(Fragmento inicial del capítulo XXII)
Esta Venecia, que fue una República altanera, invencible y magnífica durante casi mil cuatrocientos años; cuyos ejércitos inspiraron el aplauso del mundo en cualquier lugar que batallasen y siempre que lo hacían; cuyas armadas casi dominaron el mar por completo, y cuyas flotas mercantes blanquearon los mares más remotos con las velas de sus buques y llenaron sus muelles con productos llegados de todos los climas, se ha convertido en presa de la pobreza, del abandono y de la decadencia melancólica. Hace seiscientos años, Venecia era la Autócrata del Comercio; sus almacenes eran el gran centro comercial, la casa de distribución desde la que se expandía el enorme comercio del Oriente hacia el mundo occidental. Hoy, sus muelles están desiertos, sus almacenes vacíos, sus flotas mercantes han desaparecido, sus ejércitos y armadas ya no son más que recuerdos. Su gloria ha pasado a mejor vida, y con la desmoronada grandiosidad de sus embarcaderos y palacios, ocupa su sitio entre lagunas estancadas, desamparada y empobrecida, olvidada del mundo. Aquel que en sus días prósperos dominaba el comercio de todo un hemisferio y procuraba el bienestar o el infortunio de las naciones con sólo mover un dedo, se ha convertido en el más humilde de los pueblos de la tierra: un mercachifle de cuentas de cristal para señora, de juguetes insignificantes y baratijas para niños y colegialas.

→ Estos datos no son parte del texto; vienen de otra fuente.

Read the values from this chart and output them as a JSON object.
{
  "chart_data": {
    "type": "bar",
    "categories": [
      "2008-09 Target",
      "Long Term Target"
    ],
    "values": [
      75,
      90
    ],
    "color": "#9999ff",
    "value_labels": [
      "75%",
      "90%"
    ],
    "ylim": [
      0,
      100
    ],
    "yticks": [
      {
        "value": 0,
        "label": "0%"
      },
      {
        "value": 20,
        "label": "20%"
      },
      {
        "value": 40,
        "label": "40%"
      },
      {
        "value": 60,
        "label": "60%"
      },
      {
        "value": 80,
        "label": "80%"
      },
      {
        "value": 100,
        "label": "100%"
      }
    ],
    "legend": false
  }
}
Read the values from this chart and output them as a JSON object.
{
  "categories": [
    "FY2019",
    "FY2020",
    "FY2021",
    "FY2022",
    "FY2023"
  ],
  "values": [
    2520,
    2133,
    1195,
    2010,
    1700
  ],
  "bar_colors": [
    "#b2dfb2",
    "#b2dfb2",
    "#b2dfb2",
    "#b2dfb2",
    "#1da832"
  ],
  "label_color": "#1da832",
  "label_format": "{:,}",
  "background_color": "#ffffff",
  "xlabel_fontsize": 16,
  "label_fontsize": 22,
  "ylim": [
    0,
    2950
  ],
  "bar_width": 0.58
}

La venerable Madre de las Repúblicas apenas constituye un tema adecuado para una charla frívola o para el vano chismorreo de los turistas. Parece una especie de sacrilegio perturbar la sofisticación de los viejos romances que nos la presentan dulcemente, desde muy lejos, como a través de una bruma tintada que oculta a nuestros ojos su ruina y desolación. En realidad, deberíamos alejarnos de su miseria, de su pobreza y de su humillación, y pensar en ella sólo como era cuando hundió las flotas de Carlomagno; cuando humilló a Federico Barbarroja o cuando hizo ondear sus estandartes victoriosos sobre las almenas de Constantinopla.
Llegamos a Venecia a las ocho de la tarde, y subimos a un coche fúnebre propiedad del Grand Hotel d’Europe. En cualquier caso, se parecía más a un coche fúnebre que a ninguna otra cosa aunque, hablando con propiedad, era una góndola. ¡Así que ésta era la tan cacareada góndola de Venecia! La barca de cuento de hadas en la que los magníficos caballeros de los viejos tiempos acostumbraban surcar las aguas de los canales iluminados por la luna y contemplar la elocuencia del amor en los dulces ojos de las bellezas patricias, mientras el alegre gondolero, con su jubón de seda, tocaba la guitarra y cantaba como sólo los gondoleros saben cantar. Ésta era la famosa góndola y éste el guapísimo gondolero: la primera, una vieja canoa negra y oxidada, con el renegrido cuerpo de un coche fúnebre pegado en la mitad, y el segundo un golfillo descalzo y sarnoso que exhibía una parte de su indumentaria que debía haber quedado oculta al escrutinio público. Al poco, mientras doblaba una esquina y lanzaba su coche fúnebre hacia una deprimente zanja entre dos largas hileras de edificios altos y sin inquilinos, el alegre gondolero empezó a cantar, fiel a las tradiciones de su raza. Lo soporté un ratito. Después dije:
- Escuche, Rodrigo González Michelangelo, soy un peregrino, soy un extranjero, pero no permitiré que nadie hiera mis sentimientos con unos gañidos como ésos. Si continúa, uno de nosotros tendrá que acabar en el agua. Ya me parece bastante que mis hermosos sueños sobre Venecia se hayan visto socavados para siempre, en lo que se refiere a la romántica góndola y al hermoso gondolero; esta destrucción sistemática no debe continuar; aceptaré el coche fúnebre, a la fuerza, y podrá usted hacer ondear su bandera de tregua en paz, pero aquí mismo juro por algo muy negro y muy sangriento, que usted no seguirá cantando. Un solo aullido más, y lo arrojo por la borda.